10. A SACRED RECOLLECTION AND PENANCE
 

     A variety of incidents in my life have conspired to bring me in close contact with people of many creeds and many communities, and my experience with all of them warrants the statement that I have known no distinction between relatives and strangers, countrymen and foreigners, white and coloured, Hindus and Indians of other faiths, whether Musalmans, Parsis, Christians, or Jews. I may say that my heart has been incapable of making any such distinctions. I cannot claim this as a special virtue, as it is in my very nature, rather than a result of any effort on my part, whereas in the case of ahimsa (non-violence), brahmacharya (celibacy), aparigraha (non-possession), and other cardinal virtues, I am fully conscious of a continuous striving for their cultivation.

    When I was practising in Durban, my office clerks often stayed with me, and there were among them Hindus and Christians, or to describe them by their provinces, Gujaratis and Tamilians. I do not recollect having ever regarded them as anything but my kith and kin. I treated them as members of my family, and had unpleasantness with my wife if ever she stood in the way of my treating them as such. One of the clerks was a Christian, born of [untouchable] Panchama parents.
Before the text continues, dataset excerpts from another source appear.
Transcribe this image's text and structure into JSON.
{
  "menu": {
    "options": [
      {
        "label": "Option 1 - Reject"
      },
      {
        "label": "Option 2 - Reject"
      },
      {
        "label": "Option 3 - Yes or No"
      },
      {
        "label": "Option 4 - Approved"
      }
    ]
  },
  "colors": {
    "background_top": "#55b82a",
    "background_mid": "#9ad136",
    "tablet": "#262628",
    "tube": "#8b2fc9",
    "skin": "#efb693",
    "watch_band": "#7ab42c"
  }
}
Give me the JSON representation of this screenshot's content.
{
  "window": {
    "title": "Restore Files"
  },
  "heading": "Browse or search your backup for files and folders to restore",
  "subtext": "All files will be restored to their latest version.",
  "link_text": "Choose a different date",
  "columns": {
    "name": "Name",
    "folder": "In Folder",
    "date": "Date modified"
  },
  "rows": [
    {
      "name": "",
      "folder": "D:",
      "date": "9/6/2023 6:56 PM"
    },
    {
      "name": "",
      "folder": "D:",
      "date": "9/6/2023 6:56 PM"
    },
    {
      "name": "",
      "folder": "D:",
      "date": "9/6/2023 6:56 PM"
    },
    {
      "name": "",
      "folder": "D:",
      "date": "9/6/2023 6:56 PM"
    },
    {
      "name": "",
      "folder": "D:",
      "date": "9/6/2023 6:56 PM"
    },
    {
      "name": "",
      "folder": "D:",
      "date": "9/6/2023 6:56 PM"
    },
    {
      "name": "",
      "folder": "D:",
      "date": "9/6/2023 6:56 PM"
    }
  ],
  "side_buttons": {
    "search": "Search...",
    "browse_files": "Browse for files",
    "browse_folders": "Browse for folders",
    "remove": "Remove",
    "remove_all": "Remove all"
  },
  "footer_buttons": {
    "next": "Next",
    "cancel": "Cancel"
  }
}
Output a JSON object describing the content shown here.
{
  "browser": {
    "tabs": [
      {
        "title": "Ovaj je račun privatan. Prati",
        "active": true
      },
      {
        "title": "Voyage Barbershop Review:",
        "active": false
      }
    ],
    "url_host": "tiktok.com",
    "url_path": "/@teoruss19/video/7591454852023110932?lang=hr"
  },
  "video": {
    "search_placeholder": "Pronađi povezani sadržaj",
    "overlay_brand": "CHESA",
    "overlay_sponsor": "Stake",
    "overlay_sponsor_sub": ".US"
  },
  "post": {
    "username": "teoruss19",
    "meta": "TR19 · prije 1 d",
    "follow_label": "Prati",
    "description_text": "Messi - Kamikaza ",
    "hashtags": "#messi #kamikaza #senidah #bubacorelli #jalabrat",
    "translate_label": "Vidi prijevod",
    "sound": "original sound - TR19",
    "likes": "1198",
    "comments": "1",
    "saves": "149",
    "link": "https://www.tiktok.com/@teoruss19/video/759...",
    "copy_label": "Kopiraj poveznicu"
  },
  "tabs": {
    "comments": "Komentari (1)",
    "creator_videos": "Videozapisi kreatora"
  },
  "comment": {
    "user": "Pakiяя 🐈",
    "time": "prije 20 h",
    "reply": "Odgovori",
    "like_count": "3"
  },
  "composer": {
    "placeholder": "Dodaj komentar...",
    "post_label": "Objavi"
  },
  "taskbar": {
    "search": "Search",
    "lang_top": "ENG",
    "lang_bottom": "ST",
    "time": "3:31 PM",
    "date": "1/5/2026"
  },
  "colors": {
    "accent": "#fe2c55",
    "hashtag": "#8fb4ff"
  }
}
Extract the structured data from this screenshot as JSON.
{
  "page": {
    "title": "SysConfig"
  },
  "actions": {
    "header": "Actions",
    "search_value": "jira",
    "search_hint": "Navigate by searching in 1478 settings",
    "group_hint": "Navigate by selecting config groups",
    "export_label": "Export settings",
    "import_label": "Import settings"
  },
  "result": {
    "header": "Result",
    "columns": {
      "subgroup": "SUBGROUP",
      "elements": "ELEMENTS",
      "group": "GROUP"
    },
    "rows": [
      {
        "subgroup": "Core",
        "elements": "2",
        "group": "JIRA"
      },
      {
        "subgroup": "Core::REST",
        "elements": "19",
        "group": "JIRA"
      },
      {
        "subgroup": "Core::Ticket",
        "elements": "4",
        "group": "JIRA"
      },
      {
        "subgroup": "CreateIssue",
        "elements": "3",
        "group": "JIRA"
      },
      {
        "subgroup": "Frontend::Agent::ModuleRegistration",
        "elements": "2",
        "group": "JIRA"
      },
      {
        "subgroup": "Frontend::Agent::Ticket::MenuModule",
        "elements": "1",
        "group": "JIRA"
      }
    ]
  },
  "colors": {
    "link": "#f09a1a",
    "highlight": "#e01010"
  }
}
    The house was built after the Western model, and the rooms rightly had no outlets for dirty water. Each room had therefore chamber-pots. Rather than have these cleaned by a servant or a sweeper, my wife or I attended to them. The clerks who made themselves completely at home would naturally clean their own pots, but the Christian clerk was a newcomer, and it was our duty to attend to his bedroom. My wife managed the pots of the others, but to clean those used by one who had been a Panchama seemed to her to be the limit, and we fell out. She could not bear the pots being cleaned by me, neither did she like doing it herself. Even today I can recall the picture of her chiding me, her eyes red with anger, and pearl drops streaming down her cheeks, as she descended the ladder, pot in hand. But I was a cruelly kind husband. I regarded myself as her teacher, and so harrassed her out of my blind love for her.

   I was far from being satisfied by her merely carrying the pot. I would have her do it cheerfully. So I said, raising my voice: 'I will not stand this nonsense in my house.'

    The words pierced her like an arrow.

    She shouted back: 'Keep your house to yourself and let me go.' I forgot myself, and the spring of compassion dried up in me. I caught her by the hand, dragged the helpless woman to the gate, which was just opposite the ladder, and proceeded to open it with the intention of pushing her out. The tears were running down her cheeks in torrents, and she cried: 'Have you no sense of shame? Must you so far forget yourself? Where am I to go? I have no parents or relatives here to harbour me. Being your wife, you think I must put up with your cuffs and kicks? For Heaven's sake behave yourself and shut the gate. Let us not be found making scenes like this!'

    I put on a brave face, but was really ashamed, and shut the gate. If my wife could not leave me, neither could I leave her. We have had numerous bickerings, but the end has always been peace between us. The wife, with her matchless powers of endurance, has always been the victor.

    Today I am in a position to narrate the incident with some detachment, as it belongs to a period out of which I have fortunately emerged. I am no longer a blind, infatuated husband, I am no more my wife's teacher. Kasturba can, if she will, be as unpleasant to me today, as I used to be to her before. We are tried friends, the one no longer regarding the other as the object of lust. She has been a faithful nurse throughout my illnesses, serving without any thought of reward.

    The incident in question occured in 1898, when I had no conception of brahmacharya. It was a time when I thought that the wife was the object of the husband's lust, born to do her husband's behest, rather than a helpmate, a comrade and a partner in the husband's joys and sorrows.

    It was in the year 1900 that these ideas underwent a radical transformation, and in 1906 they took concrete shape. But of this I propose to speak in its proper place. Suffice it to say that with the gradual disappearance in me of the carnal appetite, my domestic life became and is becoming more and more peaceful, sweet, and happy.

    Let no one conclude from this narrative of a sacred recollection that we are by any means an ideal couple, or that there is a complete identity of ideals between us. Kasturba herself does not perhaps know whether she has any ideals independently of me. It is likely that many of my doings have not her approval even today. We never discuss them, I see no good in discussing them. For she was educated neither by her parents, nor by me at the time when I ought to have done it. But she is blessed with one great quality to a very considerable degree, a quality which most Hindu wives posses in some measure. And it is this: willingly or unwillingly, consciously or unconsciously, she has considered herself blessed in following in my footsteps, and has never stood in the way of my endeavour to lead a life of restraint. Though, therefore, there is a wide difference between us intellectually, I have always had the feeling that ours is a life of contentment, happiness, and progress.